Artikel 26 Algemene gebruiksregels
26.1 Evenementen
Evenementen zijn toegestaan, mits:
-
a. het evenement voldoet aan de eisen uit de Algemene Plaatselijke Verordening;
-
b. het evenement voldoet aan de eisen uit het evenementenbeleid;
-
c. het evenement past binnen de evenementenkalender.

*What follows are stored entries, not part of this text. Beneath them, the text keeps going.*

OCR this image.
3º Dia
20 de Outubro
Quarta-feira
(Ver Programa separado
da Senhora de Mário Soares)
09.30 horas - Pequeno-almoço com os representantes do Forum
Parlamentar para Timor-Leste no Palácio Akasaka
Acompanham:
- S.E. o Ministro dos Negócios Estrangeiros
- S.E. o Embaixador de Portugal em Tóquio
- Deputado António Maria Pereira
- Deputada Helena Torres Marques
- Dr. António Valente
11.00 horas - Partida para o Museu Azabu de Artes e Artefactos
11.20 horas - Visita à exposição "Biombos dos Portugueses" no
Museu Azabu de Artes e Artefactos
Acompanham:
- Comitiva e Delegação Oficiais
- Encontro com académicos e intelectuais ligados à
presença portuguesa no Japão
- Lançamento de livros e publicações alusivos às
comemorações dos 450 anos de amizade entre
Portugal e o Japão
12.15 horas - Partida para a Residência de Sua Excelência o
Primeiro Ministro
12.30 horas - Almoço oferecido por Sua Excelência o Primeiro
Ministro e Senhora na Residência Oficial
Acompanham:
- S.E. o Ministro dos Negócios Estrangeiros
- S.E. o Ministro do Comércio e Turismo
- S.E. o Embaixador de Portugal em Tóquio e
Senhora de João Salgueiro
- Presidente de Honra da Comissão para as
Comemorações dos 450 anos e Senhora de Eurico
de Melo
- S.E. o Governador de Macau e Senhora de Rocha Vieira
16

26.2 Beroep- of bedrijf aan huis
Voor de uitoefening, bij de functie wonen, van een beroep- of bedrijf aan huis, gelden de volgende voorwaarden:
-
a. het ten behoeve van het beroep aan huis bedraagt het maximaal in gebruik te nemen oppervlak 40% van het vloeroppervlak van de begane grond van de woning inclusief bijbehorende bouwwerken, zulks tot een maximum van 100 m²;
-
b. degene die de activiteiten in de woning en/of bijbehorende bouwwerken uitoefent, dient tevens de bewoner van de woning te zijn;
-
c. er mogen maximaal 2 personen werkzaam zijn, waaronder de eigenaar van de woning;
-
d. de noodzakelijke parkeervoorzieningen dienen op eigen terrein te worden gesitueerd, tenzij wordt aangetoond dat geen onevenredige parkeerdruk ontstaat in het openbaar gebied;
-
e. het beroep/bedrijf qua aard, milieubelasting en uitstraling te passen in een woonomgeving;
-
f. de activiteit dient een type A te zijn volgens het Activiteitenbesluit Milieu;
-
g. er mag geen detailhandel of groothandel plaatsvinden, uitgezonderd een beperkte verkoop als ondergeschikte nevenactiviteit en wel in verband met het beroep- of bedrijf aan huis, alsmede handelsactiviteiten via het internet;
-
h. vanaf de openbare weg zichtbare excessieve reclame-uitingen zijn niet toegestaan.
26.3 Maatschappelijke voorzieningen
Een gebouw mag gebruikt worden ten behoeve van maatschappelijke voorzieningen, met inachtneming van de volgende voorwaarden:
-
a. de maximale bruto oppervlakte die ten behoeve van de maatschappelijke voorziening wordt gebruikt bedraagt 500 m²;
-
b. de stedenbouwkundig-ruimtelijke structuur van de omgeving wordt niet onevenredig aangetast;
-
c. het woon- en leefmilieu van de omgeving wordt niet onevenredig aangetast;
-
d. de noodzakelijke parkeervoorzieningen dienen op eigen terrein te worden gesitueerd, tenzij wordt aangetoond dat geen onevenredige parkeerdruk ontstaat in het openbaar gebied;
-
e. het gebouw mag niet gelegen zijn binnen het winkelconcentratiegebied;
-
f. het gebruik mag geen milieubelemmeringen opleveren voor de omliggende bedrijven.
26.4 Strijdig gebruik
Het is verboden de in de artikelen 3 tot en met 23 bedoelde gronden en bouwwerken te gebruiken en/of te doen en/of laten gebruiken en/of in gebruik te geven op een wijze of tot een doel strijdig met de aan de grond gegeven bestemming, zoals die nader is aangeduid in de bestemmingsomschrijving.